Recently lauded by Merve Emre in The New Yorker as publishing “the most interesting short-story writers working in English,” NOON is an award-winning literary annual that was founded in 2000 by American author Diane Williams. It is noted for its cutting-edge fiction, arresting art portfolios and elegant design. Contributors to the 26th edition of NOON include Bryan Price, Lydia Davis, Kim Chinquee, Christine Schutt, Nathan Dragon, Mark Tweed, Kathryn Scanlan, Dave Barrett, Belinda Paxton, Clancy Martin, Vi Khi Nao, Sara Reggiani, Stephen Mortland, Lucie Elven, Kayla Blatchley, Susan Laier, and Robert Tindall. NOON features paintings by Phyllis Bramson, Bernardo Zenale, Sofonisba Anguissola, drawings by Augusta Gross. ADVANCE PRAISE “A compendium of unlikely short prose and illustrations that challenge us to think about meaning and narrative . . . These are oblique stories, stories that exist in the interior, getting at the things we know but do not know we know.” —David Ulin, LOS ANGELES TIMES “Erudite, elegant and stubbornly experimental.” —Rumaan Alam, THE NEW YORK TIMES “A beautiful annual that remains staunchly avant-garde in its commitment to work that is oblique, enigmatic and impossible to ignore . . . stories that leave a flashbulb’s glow behind the eyes even as they resist sense.” —Rachel Syme, THE NEW YORK TIMES
Diane Williams is an American author, primarily of short stories. She lives in New York City and is the founder and editor of the literary annual NOON (est. 2000). She has published 8 books and taught at Bard College, Syracuse University and The Center for Fiction in New York City.

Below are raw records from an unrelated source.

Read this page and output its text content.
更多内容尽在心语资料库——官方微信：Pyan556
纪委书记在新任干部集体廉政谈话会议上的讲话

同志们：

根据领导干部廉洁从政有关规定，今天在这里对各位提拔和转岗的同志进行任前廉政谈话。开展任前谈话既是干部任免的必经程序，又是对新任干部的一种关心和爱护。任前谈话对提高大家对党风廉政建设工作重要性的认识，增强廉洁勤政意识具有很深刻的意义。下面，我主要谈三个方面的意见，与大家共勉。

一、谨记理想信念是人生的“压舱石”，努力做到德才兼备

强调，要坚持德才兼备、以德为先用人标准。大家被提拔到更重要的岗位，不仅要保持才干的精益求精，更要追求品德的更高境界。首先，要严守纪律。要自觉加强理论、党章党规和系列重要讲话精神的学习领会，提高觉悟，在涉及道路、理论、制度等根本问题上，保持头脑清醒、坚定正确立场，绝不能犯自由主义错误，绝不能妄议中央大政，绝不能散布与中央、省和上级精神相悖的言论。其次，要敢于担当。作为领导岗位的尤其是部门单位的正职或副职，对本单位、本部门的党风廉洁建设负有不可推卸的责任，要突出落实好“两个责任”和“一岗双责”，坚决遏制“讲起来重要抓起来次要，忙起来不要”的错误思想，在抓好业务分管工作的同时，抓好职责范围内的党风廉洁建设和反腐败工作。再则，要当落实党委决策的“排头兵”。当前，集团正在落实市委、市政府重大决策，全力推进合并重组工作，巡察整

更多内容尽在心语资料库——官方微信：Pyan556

Her books have been reviewed in many publications, including the New York Times Book Review ("An operation worthy of a master spy, a double agent in the house of fiction") and The Los Angeles Times ("One of America's most exciting violators of habit is [Diane] Williams…the extremity that Williams depicts and the extremity of the depiction evoke something akin to the pity and fear that the great writers of antiquity considered central to literature. Her stories, by removing you from ordinary literary experience, place you more deeply in ordinary life. 'Isn't ordinary life strange?' they ask, and in so asking, they revivify and console”).

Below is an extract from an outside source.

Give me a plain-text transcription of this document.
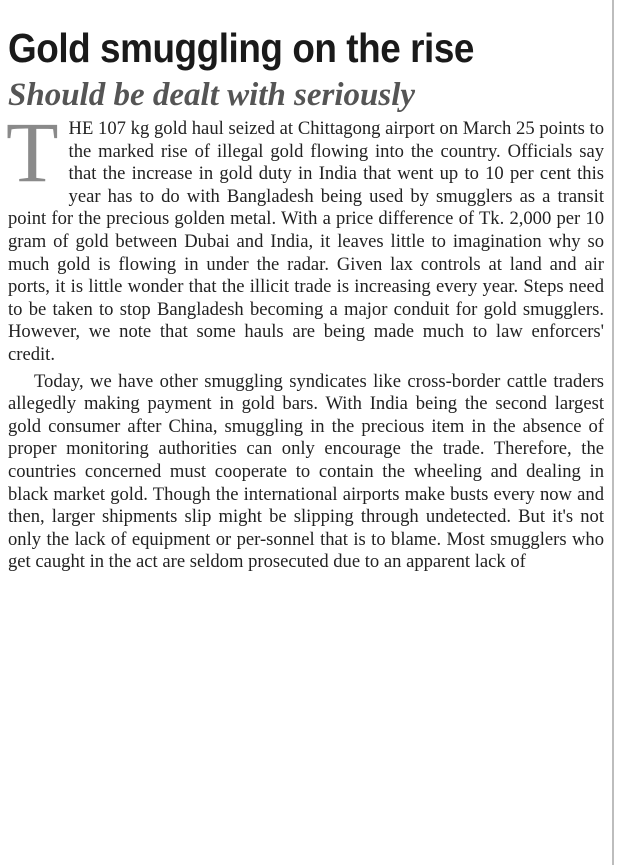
Gold smuggling on the rise
Should be dealt with seriously

THE 107 kg gold haul seized at Chittagong airport on March 25 points to the marked rise of illegal gold flowing into the country. Officials say that the increase in gold duty in India that went up to 10 per cent this year has to do with Bangladesh being used by smugglers as a transit point for the precious golden metal. With a price difference of Tk. 2,000 per 10 gram of gold between Dubai and India, it leaves little to imagination why so much gold is flowing in under the radar. Given lax controls at land and air ports, it is little wonder that the illicit trade is increasing every year. Steps need to be taken to stop Bangladesh becoming a major conduit for gold smugglers. However, we note that some hauls are being made much to law enforcers' credit.

Today, we have other smuggling syndicates like cross-border cattle traders allegedly making payment in gold bars. With India being the second largest gold consumer after China, smuggling in the precious item in the absence of proper monitoring authorities can only encourage the trade. Therefore, the countries concerned must cooperate to contain the wheeling and dealing in black market gold. Though the international airports make busts every now and then, larger shipments slip might be slipping through undetected. But it's not only the lack of equipment or per-sonnel that is to blame. Most smugglers who get caught in the act are seldom prosecuted due to an apparent lack of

Jonathan Franzen describes her as "one of the true living heroes of the American avant-garde. Her fiction makes very familiar things very, very weird." Ben Marcus suggested that her "outrageous and ferociously strange stories test the limits of behavior, of manners, of language, and mark Diane Williams as a startlingly original writer worthy of our closest attention."